The Things in the Shadows
“He who is illuminated by the Brightest Light will cast the Darkest Shadow.”
– Andrew Chumbley
As occidental civilization ages, it works ever-harder to geld the nocturnal elements of spirituality, to cease acknowledging and hide away from the hinted and grotesque ‘thing in the shadows’. The unseen – which we now smirk at. As a consequence we have abolished the sacred gargoyle and dragon from our cathedrals, and no longer observe the fearsome shadow at the altar, the embodiment of war and strife and the nocturnal.
We ignore those shades, shadows, and reflections to our detriment. Without an embodiment or representation of the more frightful spirit realm, we are at a loss in our world-model. Throughout history, and varieties of religious teachings, it has been a universal understanding that the mythical/unseen world is filled with predatory and grotesque entities, no different than a feral jungle teeming with ferocious snakes and wildcats, or a parched desert rife with thirst, bandits, dust-storms, and scoprions. Energies which view you as their prey.
The spirit world reflects the austere perils of the material world. Positive and negative (ying/yang) are the forces of eternal balance, the higher wisdom. Even when we speak (religiously or traditionally) about people’s ‘destinies’ – what is also known as dharma – we primarily focus on the positive. And it is true, that myth and history teach us that certain courageous and wise souls incarnate in this world to bring divine wisdom, elevation, and protection for the greater good. But rarely do we acknowledge the shadow-side of dharma: that certain sinister souls have destinies to corrupt sacred orders and divine traditions, in order to entrap people inside a ‘material hell’, a living prison of depraved idleness, self-pity, and ignorance.
These sinister forces work to transform humans into a mindless ghouls, by catering to their baser desires, and making sweet promises which are false. It is a test from the divine, which being above the necessary balance, must keep action in motion with struggle. But how to guard against falsehoods? Evil always disguises itself as a force of righteousness in this world. And false righteousness always proclaims itself, and is not satisfied to be self-evident by action, but only righteous by speech.
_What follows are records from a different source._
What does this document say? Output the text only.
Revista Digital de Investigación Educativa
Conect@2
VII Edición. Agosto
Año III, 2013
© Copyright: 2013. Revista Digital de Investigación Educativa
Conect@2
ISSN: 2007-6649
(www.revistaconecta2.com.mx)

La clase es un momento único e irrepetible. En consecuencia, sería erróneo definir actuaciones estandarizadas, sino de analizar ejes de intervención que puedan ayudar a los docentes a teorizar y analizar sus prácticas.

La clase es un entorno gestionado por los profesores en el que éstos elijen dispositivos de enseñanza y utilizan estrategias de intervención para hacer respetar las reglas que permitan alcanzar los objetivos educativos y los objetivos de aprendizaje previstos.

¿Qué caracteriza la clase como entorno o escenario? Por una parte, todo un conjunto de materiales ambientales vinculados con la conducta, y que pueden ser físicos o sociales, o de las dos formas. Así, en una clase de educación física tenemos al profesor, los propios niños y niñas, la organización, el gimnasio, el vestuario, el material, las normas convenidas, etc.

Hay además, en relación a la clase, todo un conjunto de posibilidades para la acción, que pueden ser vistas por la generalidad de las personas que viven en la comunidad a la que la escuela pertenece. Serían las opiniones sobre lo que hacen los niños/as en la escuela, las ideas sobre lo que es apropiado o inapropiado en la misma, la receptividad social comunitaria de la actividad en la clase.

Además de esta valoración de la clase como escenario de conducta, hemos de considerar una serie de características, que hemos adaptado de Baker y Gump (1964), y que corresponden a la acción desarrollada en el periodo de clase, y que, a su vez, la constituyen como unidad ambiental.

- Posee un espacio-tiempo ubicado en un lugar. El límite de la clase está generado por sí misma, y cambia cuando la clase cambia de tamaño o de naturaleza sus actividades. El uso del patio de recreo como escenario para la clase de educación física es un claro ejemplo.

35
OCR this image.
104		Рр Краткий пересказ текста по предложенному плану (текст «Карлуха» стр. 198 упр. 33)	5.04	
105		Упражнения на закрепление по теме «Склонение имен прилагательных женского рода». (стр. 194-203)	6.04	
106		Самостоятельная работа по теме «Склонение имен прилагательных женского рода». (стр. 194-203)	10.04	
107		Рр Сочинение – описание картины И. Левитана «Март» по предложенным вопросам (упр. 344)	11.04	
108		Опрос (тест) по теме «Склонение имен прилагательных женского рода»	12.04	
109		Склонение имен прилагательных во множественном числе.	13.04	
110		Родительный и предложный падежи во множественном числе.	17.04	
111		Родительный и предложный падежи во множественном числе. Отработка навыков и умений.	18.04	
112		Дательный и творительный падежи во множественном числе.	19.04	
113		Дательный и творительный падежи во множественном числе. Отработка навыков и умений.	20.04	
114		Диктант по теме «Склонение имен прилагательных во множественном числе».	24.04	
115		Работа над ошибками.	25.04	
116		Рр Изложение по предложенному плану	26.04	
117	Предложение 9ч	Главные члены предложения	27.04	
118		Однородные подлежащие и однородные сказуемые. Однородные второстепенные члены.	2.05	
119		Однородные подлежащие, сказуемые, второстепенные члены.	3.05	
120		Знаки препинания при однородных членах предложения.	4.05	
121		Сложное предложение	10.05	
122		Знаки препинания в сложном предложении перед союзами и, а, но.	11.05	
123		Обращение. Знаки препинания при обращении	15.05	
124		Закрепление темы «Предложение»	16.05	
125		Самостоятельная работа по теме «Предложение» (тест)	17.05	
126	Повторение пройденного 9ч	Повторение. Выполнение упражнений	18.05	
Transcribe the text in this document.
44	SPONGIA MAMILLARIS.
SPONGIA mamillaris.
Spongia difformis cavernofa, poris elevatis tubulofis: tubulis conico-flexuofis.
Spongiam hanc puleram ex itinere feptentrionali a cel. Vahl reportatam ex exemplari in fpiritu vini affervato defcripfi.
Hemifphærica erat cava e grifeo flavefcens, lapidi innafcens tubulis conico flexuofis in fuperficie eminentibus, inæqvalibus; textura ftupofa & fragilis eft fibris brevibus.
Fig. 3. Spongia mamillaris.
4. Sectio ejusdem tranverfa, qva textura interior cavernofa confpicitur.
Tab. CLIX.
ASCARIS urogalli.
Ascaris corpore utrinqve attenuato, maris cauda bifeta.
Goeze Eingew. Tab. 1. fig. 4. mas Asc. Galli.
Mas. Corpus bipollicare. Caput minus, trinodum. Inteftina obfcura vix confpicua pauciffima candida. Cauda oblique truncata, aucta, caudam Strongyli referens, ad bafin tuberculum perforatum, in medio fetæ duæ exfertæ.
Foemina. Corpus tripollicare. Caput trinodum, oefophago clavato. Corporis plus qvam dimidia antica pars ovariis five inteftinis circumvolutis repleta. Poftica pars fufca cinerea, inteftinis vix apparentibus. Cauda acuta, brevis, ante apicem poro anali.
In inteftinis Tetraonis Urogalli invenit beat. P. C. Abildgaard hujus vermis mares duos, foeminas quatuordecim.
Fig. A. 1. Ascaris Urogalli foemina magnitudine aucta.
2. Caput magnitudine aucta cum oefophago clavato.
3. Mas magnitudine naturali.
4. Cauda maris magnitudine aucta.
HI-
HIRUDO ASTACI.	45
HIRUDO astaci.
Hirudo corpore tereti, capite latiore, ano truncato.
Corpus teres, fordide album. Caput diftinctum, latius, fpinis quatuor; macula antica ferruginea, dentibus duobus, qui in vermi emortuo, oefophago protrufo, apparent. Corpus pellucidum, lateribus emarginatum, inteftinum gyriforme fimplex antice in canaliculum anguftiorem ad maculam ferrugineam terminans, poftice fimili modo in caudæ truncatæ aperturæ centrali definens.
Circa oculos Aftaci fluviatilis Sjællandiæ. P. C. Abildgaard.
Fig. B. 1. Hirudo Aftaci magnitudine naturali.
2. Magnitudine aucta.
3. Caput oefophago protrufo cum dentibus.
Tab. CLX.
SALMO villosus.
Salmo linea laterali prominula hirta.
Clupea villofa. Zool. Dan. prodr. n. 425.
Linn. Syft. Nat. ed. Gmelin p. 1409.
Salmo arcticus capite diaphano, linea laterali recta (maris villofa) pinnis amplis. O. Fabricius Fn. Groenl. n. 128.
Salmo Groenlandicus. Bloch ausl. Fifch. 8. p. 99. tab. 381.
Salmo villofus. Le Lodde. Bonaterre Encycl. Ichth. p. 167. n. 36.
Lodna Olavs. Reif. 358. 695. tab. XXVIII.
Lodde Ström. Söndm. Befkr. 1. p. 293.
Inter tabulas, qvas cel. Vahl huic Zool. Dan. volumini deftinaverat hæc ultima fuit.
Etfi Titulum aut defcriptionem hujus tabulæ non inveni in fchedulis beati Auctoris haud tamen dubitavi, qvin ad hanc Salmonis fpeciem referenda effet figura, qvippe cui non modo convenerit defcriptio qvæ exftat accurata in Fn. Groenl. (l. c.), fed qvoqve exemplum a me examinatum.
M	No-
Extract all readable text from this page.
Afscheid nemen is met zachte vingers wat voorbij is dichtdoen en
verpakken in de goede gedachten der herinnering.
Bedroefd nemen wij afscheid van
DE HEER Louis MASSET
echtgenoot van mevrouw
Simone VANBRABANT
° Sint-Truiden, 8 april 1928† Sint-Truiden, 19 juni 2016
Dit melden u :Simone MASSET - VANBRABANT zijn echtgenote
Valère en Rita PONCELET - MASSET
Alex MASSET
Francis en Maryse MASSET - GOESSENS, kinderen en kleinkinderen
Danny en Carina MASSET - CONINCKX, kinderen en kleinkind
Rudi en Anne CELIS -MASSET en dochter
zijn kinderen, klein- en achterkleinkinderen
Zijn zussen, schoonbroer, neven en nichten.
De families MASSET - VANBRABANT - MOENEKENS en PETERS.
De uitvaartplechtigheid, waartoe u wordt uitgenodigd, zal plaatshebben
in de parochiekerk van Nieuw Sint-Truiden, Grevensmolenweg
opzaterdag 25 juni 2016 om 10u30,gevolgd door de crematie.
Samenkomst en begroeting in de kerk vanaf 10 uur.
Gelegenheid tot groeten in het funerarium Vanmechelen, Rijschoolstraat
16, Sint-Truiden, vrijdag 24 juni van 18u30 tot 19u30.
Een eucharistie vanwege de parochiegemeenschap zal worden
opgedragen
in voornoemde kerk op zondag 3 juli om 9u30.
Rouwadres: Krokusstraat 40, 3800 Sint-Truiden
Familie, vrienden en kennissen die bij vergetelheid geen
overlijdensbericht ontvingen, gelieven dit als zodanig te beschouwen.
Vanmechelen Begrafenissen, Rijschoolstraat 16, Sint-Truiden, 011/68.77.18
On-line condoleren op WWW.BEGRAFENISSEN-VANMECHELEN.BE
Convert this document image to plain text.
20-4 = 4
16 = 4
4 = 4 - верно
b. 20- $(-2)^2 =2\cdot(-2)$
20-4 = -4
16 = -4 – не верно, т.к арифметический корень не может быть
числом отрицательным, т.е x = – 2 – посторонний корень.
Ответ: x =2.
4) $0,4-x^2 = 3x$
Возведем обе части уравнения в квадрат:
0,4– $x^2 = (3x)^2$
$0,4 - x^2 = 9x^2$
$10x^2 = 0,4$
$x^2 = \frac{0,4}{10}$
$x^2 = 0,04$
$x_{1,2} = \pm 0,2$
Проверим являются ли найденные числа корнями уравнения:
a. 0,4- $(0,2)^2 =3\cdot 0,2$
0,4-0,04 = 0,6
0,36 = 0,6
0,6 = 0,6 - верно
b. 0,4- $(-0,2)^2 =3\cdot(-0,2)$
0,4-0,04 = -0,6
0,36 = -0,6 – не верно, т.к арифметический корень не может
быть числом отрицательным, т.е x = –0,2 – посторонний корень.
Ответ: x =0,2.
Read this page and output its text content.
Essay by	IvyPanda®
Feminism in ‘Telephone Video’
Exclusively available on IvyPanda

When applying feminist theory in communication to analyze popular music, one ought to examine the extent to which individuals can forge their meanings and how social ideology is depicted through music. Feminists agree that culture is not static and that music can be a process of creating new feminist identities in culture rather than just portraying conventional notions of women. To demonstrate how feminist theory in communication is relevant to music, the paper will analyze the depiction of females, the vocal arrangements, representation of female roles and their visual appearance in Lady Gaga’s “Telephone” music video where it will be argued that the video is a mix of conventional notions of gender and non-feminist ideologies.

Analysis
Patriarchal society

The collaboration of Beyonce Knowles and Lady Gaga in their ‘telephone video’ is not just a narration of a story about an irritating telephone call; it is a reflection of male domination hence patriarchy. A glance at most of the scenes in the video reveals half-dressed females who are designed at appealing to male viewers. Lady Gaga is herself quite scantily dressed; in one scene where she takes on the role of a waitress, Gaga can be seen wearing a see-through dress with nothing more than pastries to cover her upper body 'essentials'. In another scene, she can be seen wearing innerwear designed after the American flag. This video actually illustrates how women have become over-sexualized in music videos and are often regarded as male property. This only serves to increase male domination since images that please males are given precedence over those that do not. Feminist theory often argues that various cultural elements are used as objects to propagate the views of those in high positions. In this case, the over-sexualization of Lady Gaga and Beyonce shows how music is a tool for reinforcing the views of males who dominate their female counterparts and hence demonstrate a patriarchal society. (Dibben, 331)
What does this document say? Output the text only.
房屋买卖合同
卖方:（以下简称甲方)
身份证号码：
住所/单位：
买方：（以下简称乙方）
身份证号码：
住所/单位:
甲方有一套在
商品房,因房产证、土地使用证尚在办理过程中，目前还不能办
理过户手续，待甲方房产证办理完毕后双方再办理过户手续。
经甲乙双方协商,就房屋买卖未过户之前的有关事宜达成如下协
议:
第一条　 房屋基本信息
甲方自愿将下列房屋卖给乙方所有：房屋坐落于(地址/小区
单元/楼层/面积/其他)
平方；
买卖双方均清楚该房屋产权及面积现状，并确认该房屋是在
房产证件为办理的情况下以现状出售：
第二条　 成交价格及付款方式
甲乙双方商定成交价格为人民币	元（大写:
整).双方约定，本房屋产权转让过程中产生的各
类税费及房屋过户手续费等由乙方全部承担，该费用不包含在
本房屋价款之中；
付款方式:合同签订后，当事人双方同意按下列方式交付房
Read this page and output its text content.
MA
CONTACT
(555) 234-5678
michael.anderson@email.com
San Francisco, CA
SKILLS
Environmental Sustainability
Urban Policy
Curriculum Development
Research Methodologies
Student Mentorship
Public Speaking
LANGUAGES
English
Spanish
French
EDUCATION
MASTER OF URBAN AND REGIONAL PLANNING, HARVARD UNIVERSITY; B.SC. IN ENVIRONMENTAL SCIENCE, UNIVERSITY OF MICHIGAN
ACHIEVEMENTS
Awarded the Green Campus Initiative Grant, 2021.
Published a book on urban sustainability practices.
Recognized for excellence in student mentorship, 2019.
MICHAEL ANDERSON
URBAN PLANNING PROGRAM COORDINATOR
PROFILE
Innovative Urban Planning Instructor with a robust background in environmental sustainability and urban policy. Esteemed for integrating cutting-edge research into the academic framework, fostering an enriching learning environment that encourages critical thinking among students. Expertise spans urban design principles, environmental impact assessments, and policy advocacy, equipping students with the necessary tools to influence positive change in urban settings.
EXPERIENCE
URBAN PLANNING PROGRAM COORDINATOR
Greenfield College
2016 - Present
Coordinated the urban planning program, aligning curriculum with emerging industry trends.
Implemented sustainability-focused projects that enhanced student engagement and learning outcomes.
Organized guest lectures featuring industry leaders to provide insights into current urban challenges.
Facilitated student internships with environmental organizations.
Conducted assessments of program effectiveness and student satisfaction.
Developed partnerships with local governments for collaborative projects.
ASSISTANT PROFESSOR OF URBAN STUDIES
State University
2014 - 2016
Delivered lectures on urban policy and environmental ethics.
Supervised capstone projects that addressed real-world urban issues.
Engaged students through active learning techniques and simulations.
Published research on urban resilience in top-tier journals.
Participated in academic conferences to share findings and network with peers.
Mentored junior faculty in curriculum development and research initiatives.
They cause the corruption and possession of souls by catering to the ego’s desire for prompt rewards, fleeting material desires, and vengeful, short-sighted power over others. The methods of such beings are no different from ancients wizards performing black magic rituals, or daemons appearing as dead relatives and friends to guile the fool of trust, or the spoiled and wealthy merchant purchasing a man’s soul.
Thus, a person of true wisdom, a person of experience, performs a certain embrace of the darker aspects, at necessary occasions, and the negative powers of divinity are at least recognised, for the transformation of consciousness and soul. The wise man knows that without tension and conflict, there’s no enlightenment or mastery, physically or mentally.
True wisdom is about embracing and overcoming the nagas, gorgons, dragons, and daemons of myth, which represent the shadow in form. An individual endures the test because with tensions and conflicts there comes an alchemical fire (from the dragon) which transforms the soul into an ideal. The struggle is in order to transmute one’s being, through the solar gates, into the golden hall.
Long before the days of reductionist puritanism, we sculpted the darker aspects of divinity out of fear, in order to embrace heroic struggle with the unknown.
“Whom the Gods wish to destroy, they let evil appear as good.”